Experts agree that natural immunity increases after an infection, but the medical consensus is that this protection varies from person to person and almost certainly disappears over time. That’s why the CDC even calls those who had the virus to get vaccinated. A CDC report in August concluded that the vaccine strengthened immunity in people who had recovered from an infection. Studies published in September showed that unvaccinated people had an 11 times higher risk of dying than vaccinated people.
Marshall disputes that guideline. In a recent interview with the AP, he noted that his adult children contracted COVID-19 and that “I don’t think they need to get vaccinated on top of it.”
He argued that the matter requires further study. “We could get 20 scientists together and have a two-hour discussion about that.”
Keller, the Republican consultant, said he sees political incentive for Marshall and other lawmakers to focus on the issue of natural immunity. That calls into question the policies of the Biden administration without attacking vaccines, Keller said.
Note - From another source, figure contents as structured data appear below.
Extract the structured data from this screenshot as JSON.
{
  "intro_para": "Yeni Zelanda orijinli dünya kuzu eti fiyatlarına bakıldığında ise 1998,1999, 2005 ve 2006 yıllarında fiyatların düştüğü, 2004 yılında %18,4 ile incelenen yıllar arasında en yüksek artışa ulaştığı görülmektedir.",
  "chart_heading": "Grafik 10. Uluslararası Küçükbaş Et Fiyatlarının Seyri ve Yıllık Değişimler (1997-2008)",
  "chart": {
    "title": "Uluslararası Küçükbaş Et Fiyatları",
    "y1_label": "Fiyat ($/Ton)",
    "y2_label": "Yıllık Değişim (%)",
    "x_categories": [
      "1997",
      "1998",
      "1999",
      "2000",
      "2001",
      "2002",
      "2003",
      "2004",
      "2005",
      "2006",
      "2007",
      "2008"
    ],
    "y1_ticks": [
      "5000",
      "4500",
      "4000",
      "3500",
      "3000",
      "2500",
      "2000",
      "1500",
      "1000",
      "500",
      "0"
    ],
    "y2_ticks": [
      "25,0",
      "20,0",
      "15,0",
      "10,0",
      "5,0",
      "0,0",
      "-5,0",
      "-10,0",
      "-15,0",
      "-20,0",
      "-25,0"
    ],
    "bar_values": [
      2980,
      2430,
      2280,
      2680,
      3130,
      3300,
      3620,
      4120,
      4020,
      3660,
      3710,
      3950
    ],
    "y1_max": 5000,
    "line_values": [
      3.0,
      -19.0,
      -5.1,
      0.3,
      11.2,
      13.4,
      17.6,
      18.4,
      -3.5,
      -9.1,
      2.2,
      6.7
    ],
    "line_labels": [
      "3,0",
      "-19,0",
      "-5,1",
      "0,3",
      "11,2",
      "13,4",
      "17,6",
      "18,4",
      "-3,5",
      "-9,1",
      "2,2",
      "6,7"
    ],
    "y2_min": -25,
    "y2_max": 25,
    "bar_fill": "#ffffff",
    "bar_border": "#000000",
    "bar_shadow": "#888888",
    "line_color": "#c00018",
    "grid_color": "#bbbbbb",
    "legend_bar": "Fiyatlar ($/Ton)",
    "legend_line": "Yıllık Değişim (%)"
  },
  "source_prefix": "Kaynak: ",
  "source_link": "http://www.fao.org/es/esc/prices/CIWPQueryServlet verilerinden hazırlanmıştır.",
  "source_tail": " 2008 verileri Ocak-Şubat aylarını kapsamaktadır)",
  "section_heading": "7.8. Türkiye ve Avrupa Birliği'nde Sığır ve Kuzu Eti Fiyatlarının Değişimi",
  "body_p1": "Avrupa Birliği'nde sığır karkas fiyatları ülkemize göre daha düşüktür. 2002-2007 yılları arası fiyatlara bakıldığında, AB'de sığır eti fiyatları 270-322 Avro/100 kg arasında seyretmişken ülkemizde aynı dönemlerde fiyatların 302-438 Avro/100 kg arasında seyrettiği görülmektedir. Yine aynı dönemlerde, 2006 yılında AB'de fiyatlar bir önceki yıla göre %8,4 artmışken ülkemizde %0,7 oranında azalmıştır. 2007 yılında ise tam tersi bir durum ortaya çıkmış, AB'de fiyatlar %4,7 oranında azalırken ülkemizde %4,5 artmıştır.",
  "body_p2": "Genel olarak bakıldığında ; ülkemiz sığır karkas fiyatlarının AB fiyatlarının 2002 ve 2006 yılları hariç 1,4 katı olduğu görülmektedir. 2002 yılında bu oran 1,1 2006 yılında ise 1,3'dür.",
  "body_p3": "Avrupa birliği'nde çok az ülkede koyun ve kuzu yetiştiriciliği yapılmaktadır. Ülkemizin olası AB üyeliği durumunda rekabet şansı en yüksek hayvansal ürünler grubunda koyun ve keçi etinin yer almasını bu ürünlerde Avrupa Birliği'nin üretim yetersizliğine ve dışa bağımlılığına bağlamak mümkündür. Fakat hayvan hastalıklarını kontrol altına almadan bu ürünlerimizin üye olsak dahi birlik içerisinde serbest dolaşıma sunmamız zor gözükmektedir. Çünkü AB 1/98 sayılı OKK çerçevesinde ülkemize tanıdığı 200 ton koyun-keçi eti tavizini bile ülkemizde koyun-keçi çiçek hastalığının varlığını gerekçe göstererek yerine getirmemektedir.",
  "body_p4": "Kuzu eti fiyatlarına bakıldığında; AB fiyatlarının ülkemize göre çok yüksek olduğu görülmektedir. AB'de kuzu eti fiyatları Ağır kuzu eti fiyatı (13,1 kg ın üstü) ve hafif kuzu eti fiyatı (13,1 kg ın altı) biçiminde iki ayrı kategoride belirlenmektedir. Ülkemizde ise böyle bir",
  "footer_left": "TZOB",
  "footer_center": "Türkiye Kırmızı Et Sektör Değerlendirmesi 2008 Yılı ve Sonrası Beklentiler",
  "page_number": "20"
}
“Smart Republicans realize that there is a certain level of constituency trust in the vaccine,” he adds.
Marshall says that as an obstetrician and as the director of a local health department, he followed CDC guidelines on matters such as flu vaccines for pregnant women, but says he lost confidence in the agency because of its mixed messages about use. of masks at the beginning of the pandemic. “It was a difficult time for the CDC. It was difficult for all of us ”.
Dr. Leanna Wen, an ER doctor and former health commissioner in Baltimore, said vaccine mandates “are clearly effective” in containing COVID-19.
“Vaccination is what we have because the price of getting immunity through a natural infection is too high,” Wen said, adding that she fears that people are going to do something similar to the “chicken pox parties” that some parents had. for your children. “We certainly don’t want a policy that could lead people to choose to be infected.”
Sabrina Pass, who lives in a small town northwest of Fort Riley, Kansas, says she supports Marshall’s positions and said a candidate’s willingness to actively oppose vaccine mandates will be important to her. Pass, 37, is a Department of Defense employee, mother of two teenage girls, and a registered Republican. He says he finds the protests against the mandatory use of masks in schools admirable.
But Beth Oller, a primary care physician in Northwest Kansas’ Rooks County, said she’s frustrated that Marshall’s medical degree is one of the reasons why patients who normally trust her resist her advice to get vaccinated. Noting that “I don’t think he’s really that stupid,” he said he knows how immunity works and why people need flu shots and tetanus boosters.
“You should be ashamed of yourself,” Oller said.